I think films are the largest and the most impactful visual media. People from the age of 4 to the age of 80 or more, they all watch movies and your film is only successful, when everybody in that age group 4-80 understand your movie. I think keeping it simple keeping it easy makes sense. People don’t want to be told that this is what you should do. So through our characters they understand that this is what they need to do, we are not just telling them. Through our story, through our characters’ actions you realize that Oh My God I have been so ignorant this long and there has to be a change.

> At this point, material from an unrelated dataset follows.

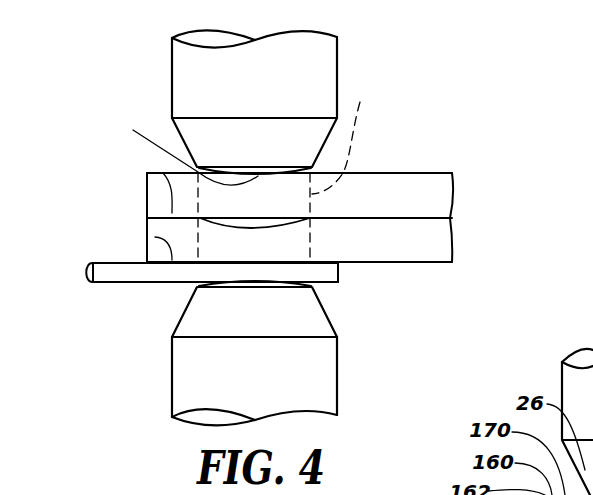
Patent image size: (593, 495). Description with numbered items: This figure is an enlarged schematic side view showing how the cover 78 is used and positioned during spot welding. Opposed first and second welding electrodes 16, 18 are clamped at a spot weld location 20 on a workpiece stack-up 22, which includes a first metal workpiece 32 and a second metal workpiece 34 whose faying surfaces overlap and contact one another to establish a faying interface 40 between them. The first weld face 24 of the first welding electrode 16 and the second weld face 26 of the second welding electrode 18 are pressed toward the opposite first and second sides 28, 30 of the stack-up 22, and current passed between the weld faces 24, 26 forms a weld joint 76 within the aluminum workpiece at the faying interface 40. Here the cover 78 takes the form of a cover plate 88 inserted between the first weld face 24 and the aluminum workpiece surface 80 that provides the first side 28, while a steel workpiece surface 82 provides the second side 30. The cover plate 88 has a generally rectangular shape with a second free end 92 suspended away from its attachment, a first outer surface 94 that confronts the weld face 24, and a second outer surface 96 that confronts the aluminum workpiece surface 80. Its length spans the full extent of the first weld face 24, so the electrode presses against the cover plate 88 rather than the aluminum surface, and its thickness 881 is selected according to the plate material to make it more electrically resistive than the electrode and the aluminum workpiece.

I think keeping people entertained is very important in our movies and Toilet: Ek Prem Katha does that really well.
Did you know or realize that this was still such a huge issue?
No, not until I got associated with the film because like I said I come from a family where I have always had access to a toilet, like very many other urban people. I remember going to school everyday in Bombay, and seeing people sitting in a line by the road doing their business, at that time I blamed the government, or said oh there is a lot poverty in my country. But the problem is a lot bigger than that. It actually is a mindset issue that we as a country suffer with and it’s not just about open defecation, we are just stuck to very old and outdated rituals and beliefs that we as a country need to overcome. That is exactly what this film is talking about.
How excited and proud are you that you are a part of film like this that is going to take this message out to the people?
Extremely, extremely excited because I myself am a bit of a socially responsible citizen. I love my country. If I get a chance to bring even a small change through my work, I think I am extremely lucky.
Tell us about working with Akshay Kumar as a co-star.
Outstanding! It was amazing, He is so dedicated, he is so hard working, he is so punctual. He really believes in happiness and spreading happiness. He is such a hard working actor. He is brilliant. He is a great example to have for a newcomer like me.
Did you learn anything about acting from him while doing scenes?
Oh yes, I think learned a lot of things from him during this film. As I said he is extremely hard working and when you see someone like him who has already reached a certain level, has been around 25-26 years and has done over 130 films and he is still so dedicated and passionate and his energy levels are maybe more than yours, you get really inspired.
What about working with director Shree Narayan Singh?
He was great. He knows his medium. He knows his story. He is a very, very big reason that the film has shaped up the way it has. He is just amazing. He knows the world that he is shooting. He knows this milieu. He knows this problem. He is an extremely sincere, dedicated person. I really have the utmost respect for him.
I saw on one of the behind the scenes that this happened and have always wondered, what do you do when you go completely blank on set?
You know it does happen, sometimes very often. (Laughs) Absolutely, you know, because there are so many factors and there is so much that goes into giving that one take. It is just not about you remembering your lines, it like a symphony and a synchronization of various energies that come together to get one good take so a lot of time you blank out and sometimes something technical goes wrong. It is a lot of things that go into that one take you see on screen.
What would you say about your experience as an actress so far and what do you hope for in the future?
You know I was 12 when I told my mum that this is something I am going to do. I am glad that I have been able to do it. I think it has been beautiful. I am really thankful to the fraternity, to the audiences for accepting me and for giving me opportunities to play these beautiful girls and impactful characters. I really hope I do this for the rest of my life.
Toilet: Ek Prem Katha is in cinemas on August 11th.